Командующим войсками союзников назначили генерал-майора Фредерика К. Пула, британского военного представителя в России. Он ввел в Архангельске комендантский час, запретил митинги и собрания без его санкции. Белое правительство протестовало. Чайковский пригрозил:

— Если союзники будут и впредь игнорировать наши полномочия, есть один выход — оставить Архангельск и сделать попытку опереться на население в другом месте, на Урале, в Сибири и там попытаться создать общегосударственную власть.

Социалистическое правительство Чайковского обещало политику «средней линии», «третьего пути»: без крайностей большевизма, но и без военной диктатуры. Эсеры и интеллигенция его поддержали. Правые партии, офицерство, церковь были против. Военные организовали переворот, и министры Чайковского оказались на Соловецких островах. 9 октября появилось Временное правительство Северной области — в него вошли кадеты и правые.
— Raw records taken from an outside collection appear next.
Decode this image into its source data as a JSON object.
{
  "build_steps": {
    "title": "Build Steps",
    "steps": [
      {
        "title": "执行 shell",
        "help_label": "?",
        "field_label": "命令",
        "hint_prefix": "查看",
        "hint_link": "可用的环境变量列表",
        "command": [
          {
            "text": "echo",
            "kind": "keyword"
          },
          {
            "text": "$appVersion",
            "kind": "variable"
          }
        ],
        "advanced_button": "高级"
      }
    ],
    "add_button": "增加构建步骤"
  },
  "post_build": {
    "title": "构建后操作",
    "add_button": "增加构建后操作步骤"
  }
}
А в январе 1919 года адмирал Александр Васильевич Колчак на правах верховного правителя России и формального главы всего Белого движения в стране упразднил местное правительство и назначил губернатором Северной области и командующим Северной добровольческой армией генерал-лейтенанта Миллера.

Евгений Карлович Миллер, выпускник Николаевской академии Генерального штаба, накануне Первой мировой был начальником штаба Московского военного округа. В войну начальником штаба 12-й армии, 5-й армии, командовал 26-м армейским корпусом. Он управлял краем твердой рукой.

На Севере России противники советской власти совершили те же ошибки, что и Белое движение в целом. Они пытались противопоставить диктатуре большевиков свою диктатуру и переусердствовали по части жестокости, оттолкнув от себя население.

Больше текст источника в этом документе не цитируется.